Weng Miao-Shan, Lin Fen, Zhang Jin-Can, Wu Jiao-Ren, Yu Xue-Mei, Yang Li-Ye
Clinical Laboratory, Chaozhou Central Hospital Affiliated to Southern Medical University, Chaozhou 521000, China.
Central Laboratory, Chaozhou Central Hospital Affiliated to Southern Medical University, Chaozhou 521000, China.
Sichuan Da Xue Xue Bao Yi Xue Ban. 2020 Mar;51(2):252-256. doi: 10.12182/20200360601.
To analyze the phenotype and genotype in two pedigrees with hereditary coagulation factor Ⅺ (FⅪ) deficiency, and investigate the molecular mechanisms of FⅪ deficiency.
Two patients with hereditary coagulation FⅪ deficiency were admitted to Chaozhou Central Hospital in Nov 2014 and Jan 2018. The prothrombin time (PT), activated partial thromboplastin time (APTT), FⅪ activity (FⅪ∶C) and FⅪ antigen (FⅪ∶Ag) were tested for phenotypic diagnosis. All the exons and exon-intron boundaries of FⅪ gene of proband were analyzed by PCR and sequencing. The family members were tested for the mutant site of proband. Then the mRNA of FⅪ in the proband was analyzed with RT-PCR.

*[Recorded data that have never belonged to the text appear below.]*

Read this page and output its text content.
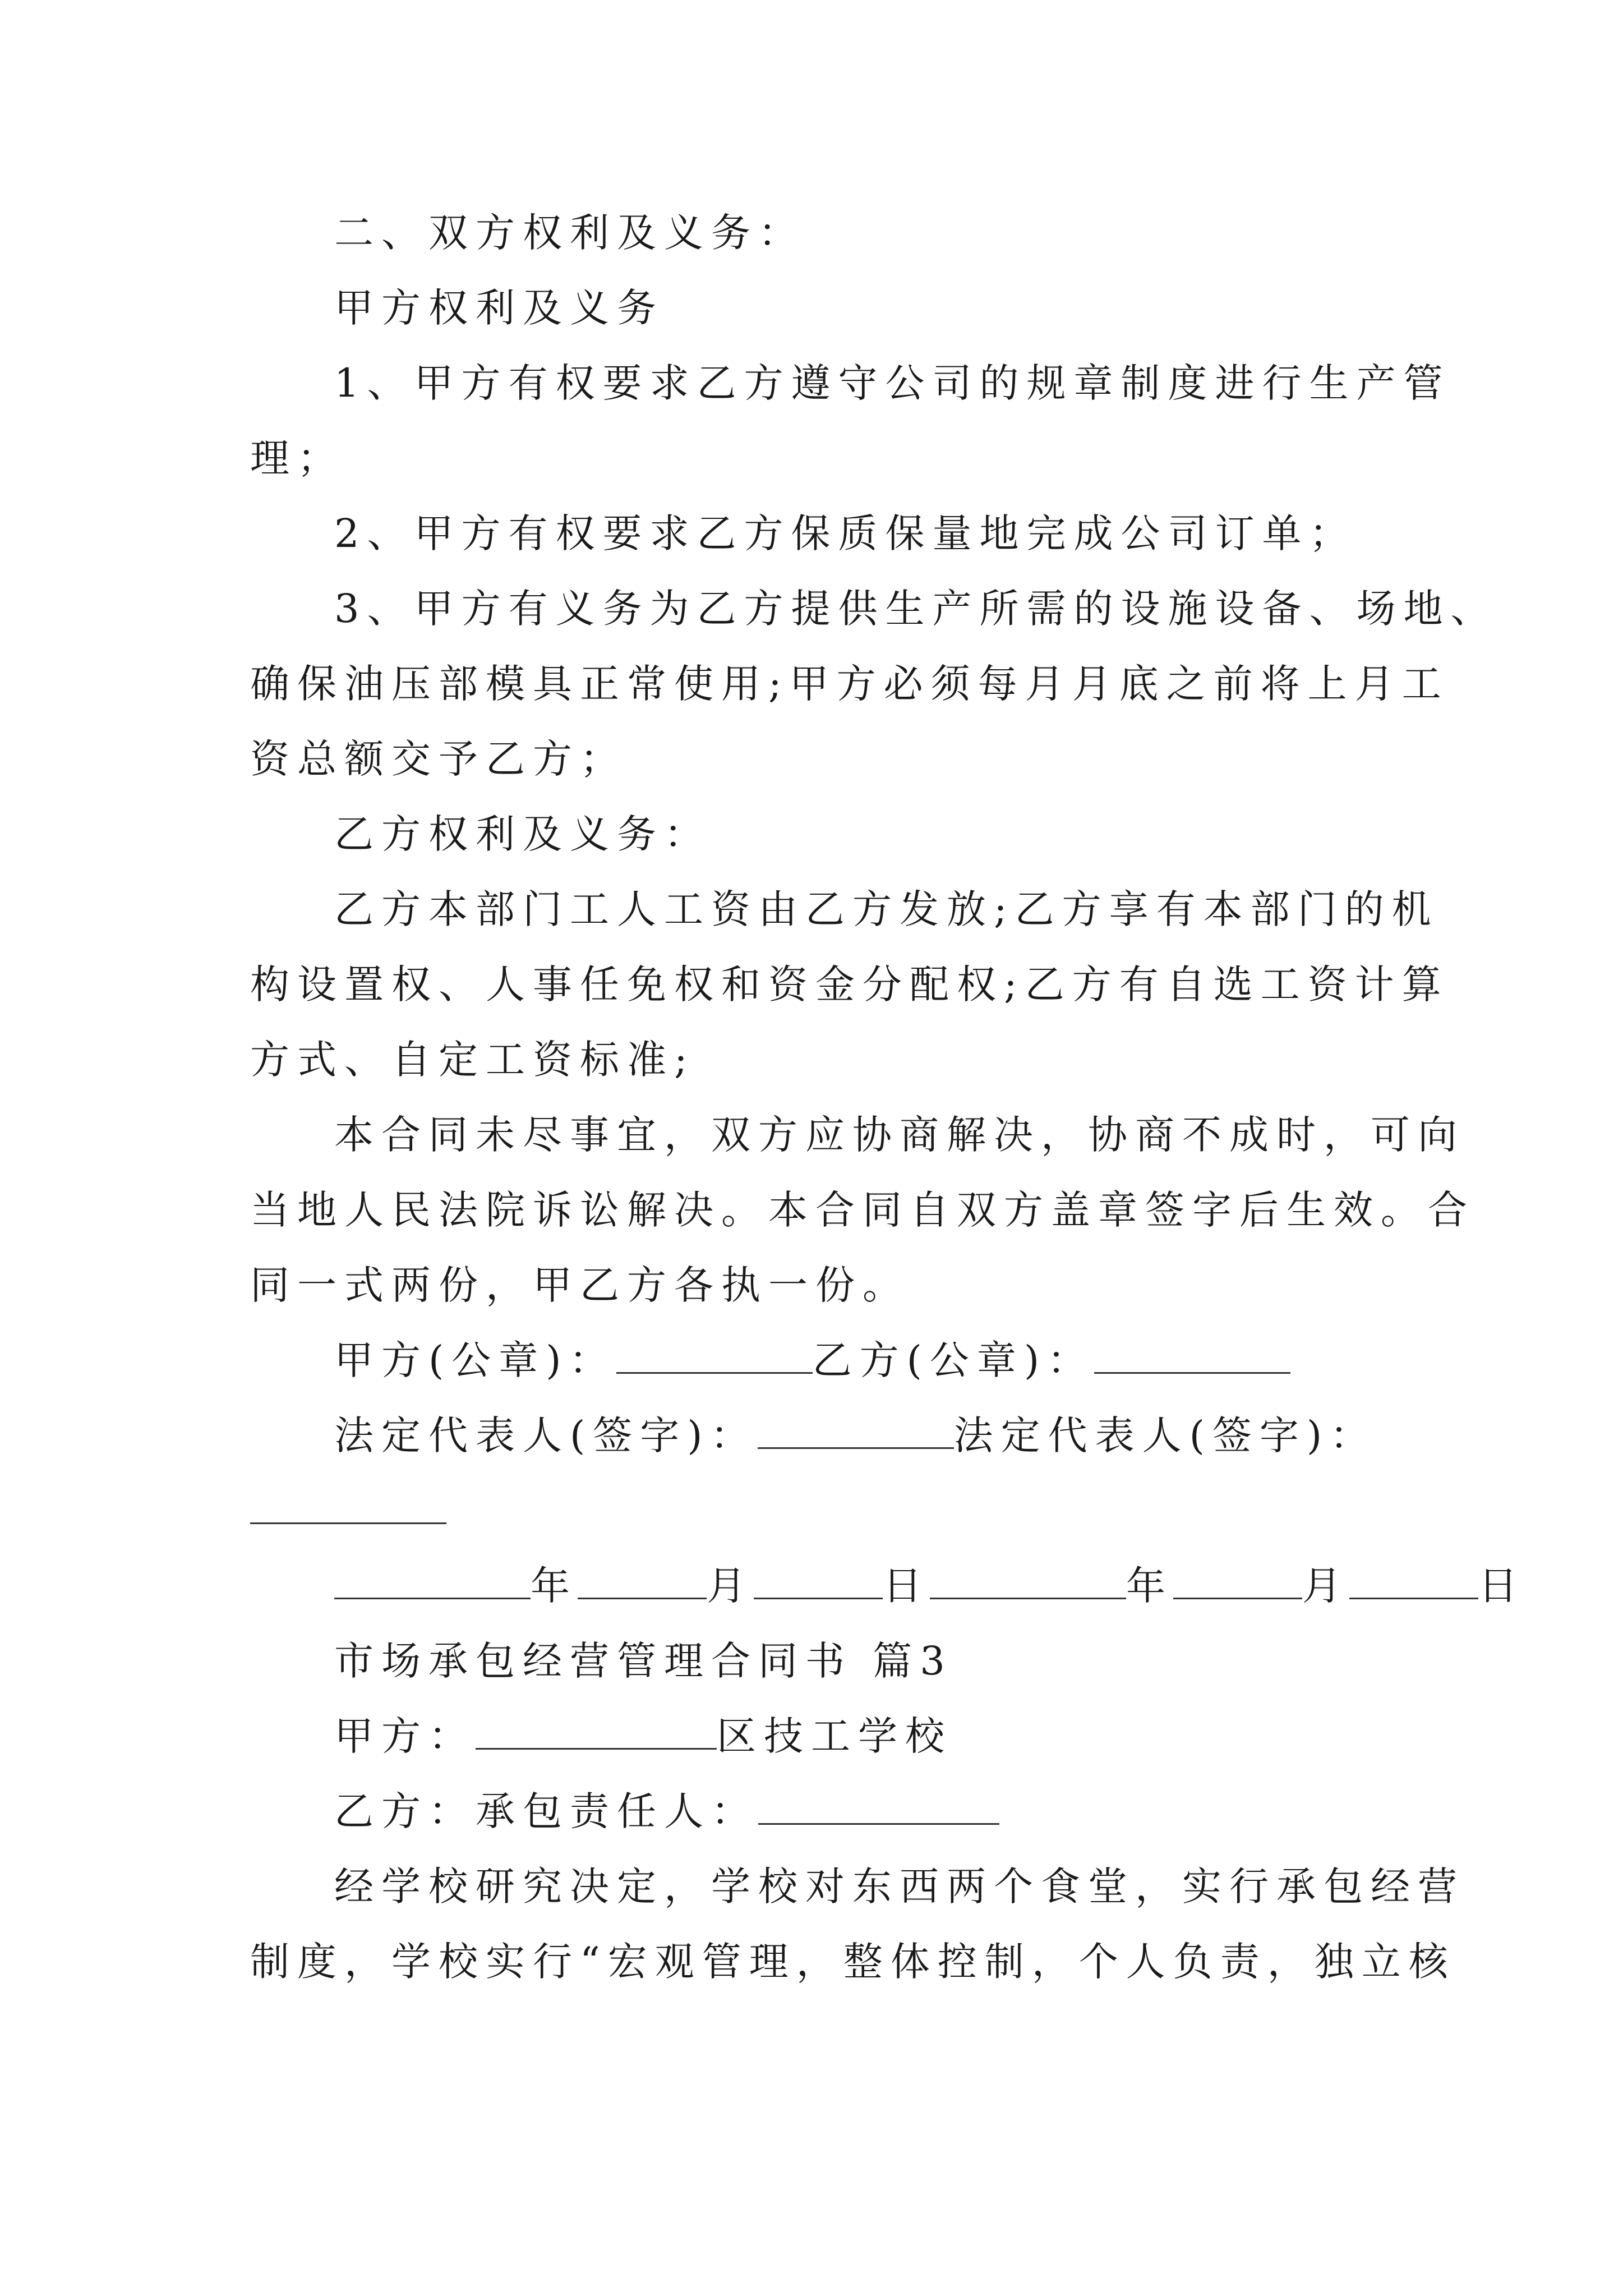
二、双方权利及义务：
甲方权利及义务
1、甲方有权要求乙方遵守公司的规章制度进行生产管
理；
2、甲方有权要求乙方保质保量地完成公司订单；
3、甲方有义务为乙方提供生产所需的设施设备、场地、
确保油压部模具正常使用;甲方必须每月月底之前将上月工
资总额交予乙方；
乙方权利及义务：
乙方本部门工人工资由乙方发放;乙方享有本部门的机
构设置权、人事任免权和资金分配权;乙方有自选工资计算
方式、自定工资标准;
本合同未尽事宜，双方应协商解决，协商不成时，可向
当地人民法院诉讼解决。本合同自双方盖章签字后生效。合
同一式两份，甲乙方各执一份。
甲方(公章)：	乙方(公章)：
法定代表人(签字)：	法定代表人(签字)：
年	月	日	年	月	日
市场承包经营管理合同书 篇3
甲方：	区技工学校
乙方：承包责任人：
经学校研究决定，学校对东西两个食堂，实行承包经营
制度，学校实行“宏观管理，整体控制，个人负责，独立核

The proband-1 was a 7-year-old boy, PT was 10.7 s and APTT was 97.4 s (reference range: 9-12.8 s; 24-40 s), FⅪ∶C (0.6%) and FⅪ∶Ag<1% (reference range: 65%-150%; 72.1%-122.3%). The proband-2 was a 30-year-old female, and showed the PT (11.7 s), APTT (71.3 s), FⅪ∶C (0.7%) and FⅪ∶Ag<1%. FⅧ∶C, FⅨ∶C and FⅫ∶C of two proband were within the normal range. DNA sequencing showed that the proband-1 had a combined mutation of c.326-1G>A and c.1107C>A (p.Tyr351X) in exon 10. His grandmother, mother and brother had a heterozygous splicing mutation of c.326-1G>A, his grandmother and father had a homozygous mutation of c.1107C>A. FXI mRNA was undetected in the proband-1. The proband-2 had a homozygous mutation of c.841C>T (p.Gln263X) in exon 8, and this mutation was also found in her father, mother, daughter and son.
The c.326-1G>A, c.1107C>A(p.Tyr351X) and c.841C>T (p.Gln263X) might be the molecular pathogenesis for two probands with hereditary coagulation factor Ⅺ deficiency.
分析两个遗传性凝血因子Ⅺ(FⅪ)缺乏家系的表型和基因型,探讨FⅪ缺乏的分子机制。
2014年11月和2018年1月,两名遗传性凝血FⅪ缺乏患者入住潮州市中心医院。检测凝血酶原时间(PT)、活化部分凝血活酶时间(APTT)、FⅪ活性(FⅪ∶C)和FⅪ抗原(FⅪ∶Ag)进行表型诊断。采用聚合酶链反应(PCR)和测序技术分析先证者FⅪ基因的所有外显子及外显子-内含子边界。对家系成员进行先证者突变位点检测。然后用逆转录-聚合酶链反应(RT-PCR)分析先证者FⅪ的信使核糖核酸(mRNA)。
先证者1为7岁男孩,PT为10.7秒,APTT为97.4秒(参考范围:9 - 12.8秒;24 - 40秒),FⅪ∶C(0.6%),FⅪ∶Ag<1%(参考范围:65% - 150%;72.1% - 122.3%)。先证者2为30岁女性,PT为11.7秒,APTT为71.3秒,FⅪ∶C(0.7%),FⅪ∶Ag<1%。两名先证者的FⅧ∶C、FⅨ∶C和FⅫ∶C均在正常范围内。DNA测序显示,先证者1的第10外显子存在c.326 - 1G>A和c.1107C>A(p.Tyr351X)的复合突变。其祖母、母亲和哥哥存在c.326 - 1G>A的杂合剪接突变,其祖母和父亲存在c.1107C>A的纯合突变。先证者1未检测到FXI mRNA。先证者2的第8外显子存在c.841C>T(p.Gln263X)的纯合突变,其父亲、母亲、女儿和儿子也存在该突变。
c.326 - 1G>A、c.1107C>A(p.Tyr351X)和c.841C>T(p.Gln263X)可能是两名遗传性凝血因子Ⅺ缺乏先证者的分子发病机制。